Diário Popular conta a história de mulheres que lutam em defesa de causas específicas

Por Júlia Müller e Marina Amaral

Analisando minuciosamente, exercer ações políticas é tarefa presente em todas as relações do cotidiano. De acordo com a cientista social Elis Radmann, a política define a vida das pessoas. “A política decide o que podemos ou não fazer, o que é certo ou errado”, destaca. Os mais variados espaços, como empresas e escolas, são regidos por relações políticas medidas por representantes indicados ou eleitos. A política busca o bem comum e, através dela, as pessoas têm vez e voz. É comum escutar que “política não presta”, e para superar essa visão, a socióloga acredita que os debates sobre o tema precisam ser introduzidos “dentro das nossas casas, da escola e do nosso local de trabalho”. O processo de educação política precisa ser analisado desde o Ensino Fundamental, de modo a alterar a ideia negativa que se tem da política.

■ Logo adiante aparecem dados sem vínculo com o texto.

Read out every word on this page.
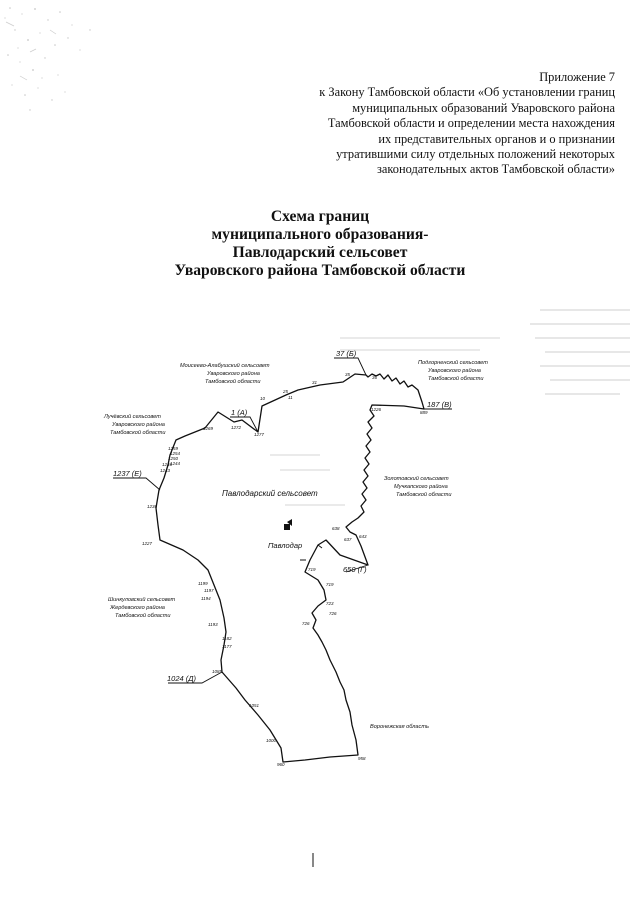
Приложение 7
к Закону Тамбовской области «Об установлении границ
муниципальных образований Уваровского района
Тамбовской области и определении места нахождения
их представительных органов и о признании
утратившими силу отдельных положений некоторых
законодательных актов Тамбовской области»
Схема границ
муниципального образования-
Павлодарский сельсовет
Уваровского района Тамбовской области
1277
1272
1269
1259
1254
1250
1246
1243
1244
1236
1227
1199
1197
1194
1193
1182
1177
1085
1051
1000
960
958
889
1226
637
638
643
719
719
723
726
726
10	11
25
31
35
36
1 (А)
37 (Б)
187 (В)
650 (Г)
1024 (Д)
1237 (Е)
Моисеево-Алабушский сельсовет
Уваровского района
Тамбовской области
Подгорненский сельсовет
Уваровского района
Тамбовской области
Лучёвский сельсовет
Уваровского района
Тамбовской области
Золотовский сельсовет
Мучкапского района
Тамбовской области
Шинкуловский сельсовет
Жердевского района
Тамбовской области
Воронежская область
Павлодарский сельсовет
Павлодар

Ainda segundo a análise de Elis, a participação da mulher na política precisa se dar de forma orgânica e natural, que ocorre com educação e cultura política. O engajamento espontâneo ocorre a partir do envolvimento em ONGs, diretórios acadêmicos e até mesmo associações de bairro, até chegar aos partidos políticos. Neste último capítulo da série especial dedicada ao Dia Internacional da Mulher, Luciana, Diná, Alexandra, Mônica, Andréa e Paula contam como é participar da política em suas diferentes perspectivas.

Mulheres por justiça

foto reprodução facebook coep pelotas
Diná. Ela coordena o Grupo Autônomo de Mulheres de Pelotas (Gamp)

Unidas na luta da violência contra a mulher, no início da década de 1990 foi criado o Grupo Autônomo de Mulheres de Pelotas (Gamp), a primeira ONG feminista da cidade. A criação da entidade abriu portas para a discussão dos direitos da mulher na cidade. Dois anos depois, o Conselho Municipal dos Direitos da Mulher foi estabelecido. Hoje, os dois órgãos andam de mãos dadas, como explica a coordenadora, Diná Lessa.

Em abril de 2017, Luciana Custódio passou a liderar o Conselho da Mulher. Vinda de Camaquã para Pelotas em 1988, ela mora há 25 anos no Conjunto Habitacional Guabiroba. A vontade de lutar pelos direitos das mulheres nasceu muito antes de tornar-se presidente do órgão. “Eu sempre digo que nós, mulheres negras, já nascemos fazendo ações políticas”, ela conta, quando se refere à necessidade de ver mulheres iguais a ela ocupando espaços que, historicamente, não as representam. Já no Ensino Superior, ela começou a inserir a realidade que conhecia e que normalmente não pertence à universidade: a vivência das mulheres negras e periféricas.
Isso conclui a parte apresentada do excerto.